Each yield is richer than the previous — never partial-then-empty, never duplicates the same partial. Frontends can fill in fields as they arrive without re-rendering from scratch.

The low-level helper parse_partial_json(s) is exposed too, in case you have a stream that doesn't come from a StructuredOutput:

python

from shipit_agent.parsers import parse_partial_json

parse_partial_json('{"name": "Al')             # → {'name': 'Al'}
parse_partial_json('{"items": [1, 2, ')        # → {'items': [1, 2]}
parse_partial_json('{"x": {"y": 1, "z":')      # → {'x': {'y': 1}}
parse_partial_json('Sure! Here: {"a": 1}')     # → {'a': 1}  (prose ignored)

Standalone use (without an agent)

For one-shot extraction tasks where you don't need tools or RAG:

python

from shipit_agent import StructuredOutput

so = StructuredOutput(
    llm=my_llm,
    schema=Movie,
    max_retries=2,
    coerce=True,   # try Pydantic with type coercion if strict parse fails
)

result = so.run("Pick a film. Title and rating only.")

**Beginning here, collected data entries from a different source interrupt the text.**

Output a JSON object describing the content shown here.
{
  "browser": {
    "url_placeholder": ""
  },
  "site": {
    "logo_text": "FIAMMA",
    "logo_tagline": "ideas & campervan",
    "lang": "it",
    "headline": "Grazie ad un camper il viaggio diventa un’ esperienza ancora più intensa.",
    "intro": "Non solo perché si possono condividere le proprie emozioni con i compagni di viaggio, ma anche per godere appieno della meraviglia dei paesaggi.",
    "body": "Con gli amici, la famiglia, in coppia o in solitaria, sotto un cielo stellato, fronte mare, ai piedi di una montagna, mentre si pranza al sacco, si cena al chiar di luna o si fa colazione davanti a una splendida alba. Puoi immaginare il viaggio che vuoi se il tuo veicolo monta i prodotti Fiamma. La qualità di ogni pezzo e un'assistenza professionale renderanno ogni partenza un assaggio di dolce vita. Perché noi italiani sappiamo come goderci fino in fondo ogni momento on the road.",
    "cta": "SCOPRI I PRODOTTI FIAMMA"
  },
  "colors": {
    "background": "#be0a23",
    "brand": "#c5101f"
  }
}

print(result.value)       # Movie(title='...', rating=...)
print(result.attempts)    # 1 = first try; >1 = retried
print(result.history)     # list of {text, error} per failed attempt
print(result.raw_text)    # the final text the model produced

StructuredOutput is what the agent uses internally, exposed publicly for cases where the agent loop is overkill.

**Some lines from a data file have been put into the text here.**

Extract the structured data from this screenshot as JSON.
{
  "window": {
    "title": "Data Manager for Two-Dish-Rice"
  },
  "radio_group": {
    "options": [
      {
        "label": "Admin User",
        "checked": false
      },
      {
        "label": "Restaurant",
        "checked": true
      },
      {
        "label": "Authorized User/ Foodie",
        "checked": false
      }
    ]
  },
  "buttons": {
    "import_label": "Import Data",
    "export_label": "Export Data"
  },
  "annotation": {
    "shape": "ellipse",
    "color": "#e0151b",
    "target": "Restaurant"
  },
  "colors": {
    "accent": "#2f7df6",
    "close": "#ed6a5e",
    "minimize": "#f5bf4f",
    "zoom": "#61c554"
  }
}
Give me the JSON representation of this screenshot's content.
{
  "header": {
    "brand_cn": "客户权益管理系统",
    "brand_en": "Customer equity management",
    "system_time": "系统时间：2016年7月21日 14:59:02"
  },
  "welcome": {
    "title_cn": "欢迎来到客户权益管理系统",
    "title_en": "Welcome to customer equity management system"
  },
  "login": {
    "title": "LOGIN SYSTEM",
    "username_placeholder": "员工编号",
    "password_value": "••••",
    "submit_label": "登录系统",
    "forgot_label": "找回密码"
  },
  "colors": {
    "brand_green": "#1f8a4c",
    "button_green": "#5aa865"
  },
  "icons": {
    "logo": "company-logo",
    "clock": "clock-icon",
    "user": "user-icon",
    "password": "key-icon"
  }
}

Combined with everything else

Structured output composes with every other agent feature:

With tools

python

agent = Agent(llm=llm, tools=[WebSearchTool(), PDFTool()])

result = agent.run(
    "Pull the latest Q3 earnings PDF and summarize as JSON.",
    output_schema={
        "type": "object",
        "properties": {
            "revenue": {"type": "number"},
            "growth_pct": {"type": "number"},
            "highlights": {"type": "array", "items": {"type": "string"}},
        },
        "required": ["revenue", "highlights"],
    },
)
print(result.parsed["revenue"])

The tool loop runs as normal; the schema + retry kick in only on the final answer.

With RAG

python

agent = Agent(llm=llm, rag=my_rag)

class Citation(BaseModel):
    finding: str
    source_id: int

class ResearchAnswer(BaseModel):
    summary: str
    citations: list[Citation]

result = agent.run("What did the security team find?", output_schema=ResearchAnswer)
for c in result.parsed.citations:
    print(f"[{c.source_id}] {c.finding}")

With DeepAgent

python

from shipit_agent import create_deep_agent

deep = create_deep_agent(llm=llm, rag=my_rag, verify=True, reflect=True)
result = deep.run("Audit our auth code", output_schema=AuditReport)

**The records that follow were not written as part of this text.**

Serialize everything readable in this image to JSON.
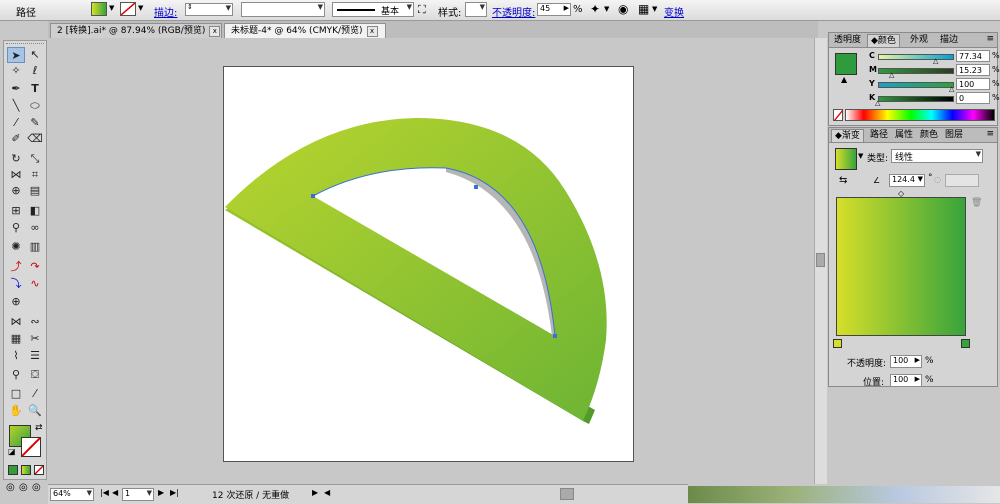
{
  "control_bar": {
    "object_label": "路径",
    "stroke_label": "描边:",
    "stroke_profile": "基本",
    "style_label": "样式:",
    "opacity_label": "不透明度:",
    "opacity_value": "45",
    "opacity_unit": "%",
    "transform_label": "变换"
  },
  "tabs": [
    {
      "label": "2 [转换].ai* @ 87.94% (RGB/预览)"
    },
    {
      "label": "未标题-4* @ 64% (CMYK/预览)"
    }
  ],
  "color_panel": {
    "tabs": [
      "透明度",
      "颜色",
      "外观",
      "描边"
    ],
    "channels": [
      {
        "name": "C",
        "value": "77.34"
      },
      {
        "name": "M",
        "value": "15.23"
      },
      {
        "name": "Y",
        "value": "100"
      },
      {
        "name": "K",
        "value": "0"
      }
    ],
    "unit": "%"
  },
  "gradient_panel": {
    "tabs": [
      "渐变",
      "路径",
      "属性",
      "颜色",
      "图层"
    ],
    "type_label": "类型:",
    "type_value": "线性",
    "angle_value": "124.4",
    "angle_unit": "°",
    "opacity_label": "不透明度:",
    "opacity_value": "100",
    "position_label": "位置:",
    "position_value": "100",
    "unit": "%"
  },
  "status": {
    "zoom": "64%",
    "page": "1",
    "undo_text": "12 次还原 / 无重做"
  },
  "colors": {
    "gradient_start": "#d6df2a",
    "gradient_end": "#37a33b",
    "protractor_light": "#b5d12d",
    "protractor_dark": "#6fb033"
  }
}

DeepAgent.run(**kwargs) delegates to its inner Agent.run, so all structured-output features work transparently.

API reference

`Agent.run(...)` — added parameters

Parameter	Type	Default	Description
`output_schema`	`BaseModel` \| `dict` \| `None`	`None`	Pydantic model class or JSON Schema. When set, `result.parsed` is populated.
`max_validation_retries`	`int`	`2`	Validation-failure retries. `0` disables retry.

`AgentResult` — added field

Field	Type	Description
`parsed`	`BaseModel` \| `dict` \| `list` \| `None`	Validated typed value, or `None` if all retries failed.